32 The other errors which Mr Bjornsson attributes to the primary judge relate mainly to matters of quantum. In particular, it was argued that the primary judge made insufficient allowance for the $33,000 payment received by SWR from CEA and Mr Bjornsson's equitable entitlement to share in the proceeds of sale given what was said to be the nature and terms of the understanding arrived at between Mr Bjornsson and Mr Staples in or about October 2002.
33 As to the first matter, the primary judge declined to make any allowance for the amount paid by CEA to SWR when calculating the amount of equitable compensation that should be awarded. Mr Bjornsson's grounds of appeal contend that the primary judge should have reduced the award by $33,000. The primary judge explained at paras [170] - [175] why he was not prepared to reduce the award on this basis. Although Mr Bjornsson's grounds of appeal and written submissions argue that the primary judge's decision on this point resulted in "double recovery", they do not really engage with his Honour's reasoning process as explained in the paragraphs of the judgment to which I have referred.

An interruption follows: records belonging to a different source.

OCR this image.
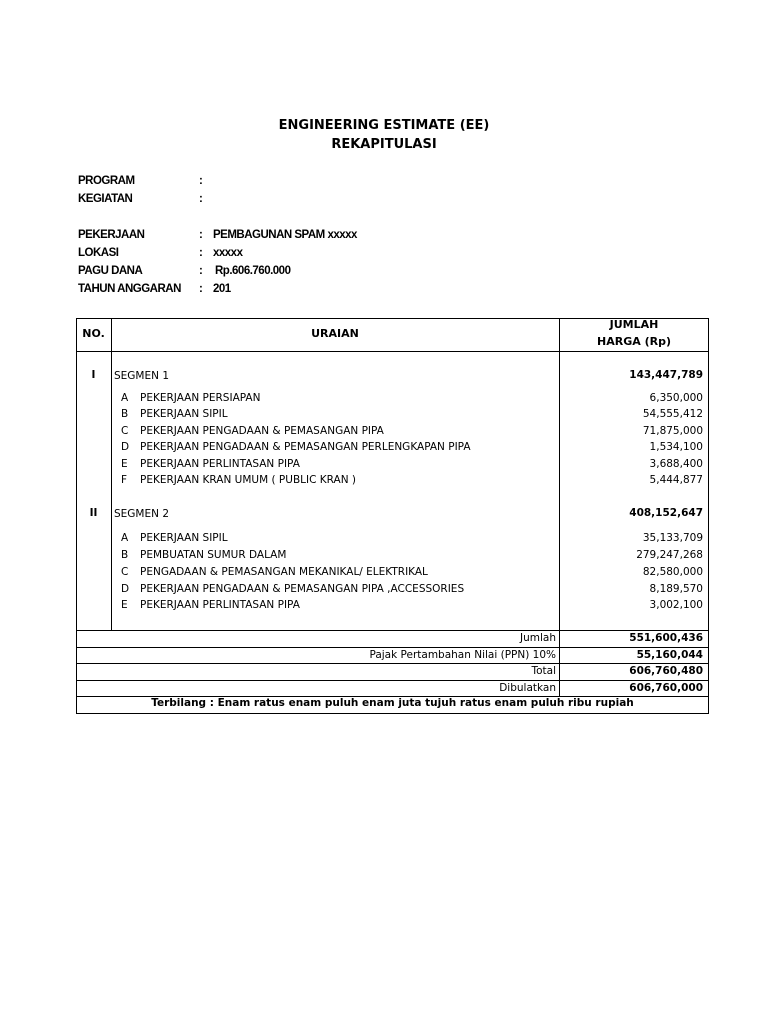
ENGINEERING ESTIMATE (EE)
REKAPITULASI
PROGRAM	:
KEGIATAN	:
PEKERJAAN	: PEMBAGUNAN SPAM xxxxx
LOKASI	: xxxxx
PAGU DANA	: Rp.606.760.000
TAHUN ANGGARAN : 201
NO.	URAIAN
JUMLAH
HARGA (Rp)
I	SEGMEN 1	143,447,789
A PEKERJAAN PERSIAPAN	6,350,000
B PEKERJAAN SIPIL	54,555,412
C PEKERJAAN PENGADAAN & PEMASANGAN PIPA	71,875,000
D PEKERJAAN PENGADAAN & PEMASANGAN PERLENGKAPAN PIPA	1,534,100
E PEKERJAAN PERLINTASAN PIPA	3,688,400
F PEKERJAAN KRAN UMUM ( PUBLIC KRAN )	5,444,877
II	SEGMEN 2	408,152,647
A PEKERJAAN SIPIL	35,133,709
B PEMBUATAN SUMUR DALAM	279,247,268
C PENGADAAN & PEMASANGAN MEKANIKAL/ ELEKTRIKAL	82,580,000
D PEKERJAAN PENGADAAN & PEMASANGAN PIPA ,ACCESSORIES	8,189,570
E PEKERJAAN PERLINTASAN PIPA	3,002,100
Jumlah	551,600,436
Pajak Pertambahan Nilai (PPN) 10%	55,160,044
Total	606,760,480
Dibulatkan	606,760,000
Terbilang : Enam ratus enam puluh enam juta tujuh ratus enam puluh ribu rupiah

34 As to the second matter, the primary judge made an allowance of 25% in favour of Mr Bjornsson. It was argued that proper allowance was 50% given the nature of the arrangements made between Mr Bjornsson and Mr Staples in 2002. I accept that there may be force in this argument but I would not go so far as to characterise this ground of appeal as strong.
35 In the circumstances, while I am willing to proceed on the basis that Mr Bjornsson's appeal is brought in good faith and is reasonably arguable, I am not satisfied that any of the grounds of appeal have been shown to be particularly strong.
36 As to delay, the pertinent facts may be summarised as follows. Mr Bjornsson's appeal was filed on 29 May 2012. SWR's solicitor wrote to Mr Bjornsson's solicitor on 12 June 2012 raising the matter of security. He promptly responded that his client would not agree to provide security. The question of security was not raised again until 17 July 2012 which was the day before the scheduled call-over. On that date SWR's solicitors wrote to Mr Bjornsson's solicitors in terms that simply ignored the fact that Mr Bjornsson's solicitor had made Mr Bjornsson's position in relation to security clear the previous month. The interlocutory application seeking security for costs was not filed until 23 August 2012.
37 Between June 2012 and August 2012 SWR incurred legal costs of approximately $12,000 which are included in the security for costs sought by SWR.
38 In my view the delay in bringing the application for security is significant. Although I do not think that it should result in SWR's application being rejected, I propose to take it into account when determining the amount of security that should be ordered.
39 None of the other factors relevant to the question of security for costs seem to be particularly relevant here. I note that it was suggested by Mr Bjornsson that there is a public interest dimension to his appeal in that the primary judge made findings of fraud against him. While I accept that this may be a matter of significance to Mr Bjornsson, I do not think it follows his appeal has any public interest dimension to it.
40 In the result, I have come to the conclusion that there should be an order requiring Mr Bjornsson to provide security for costs.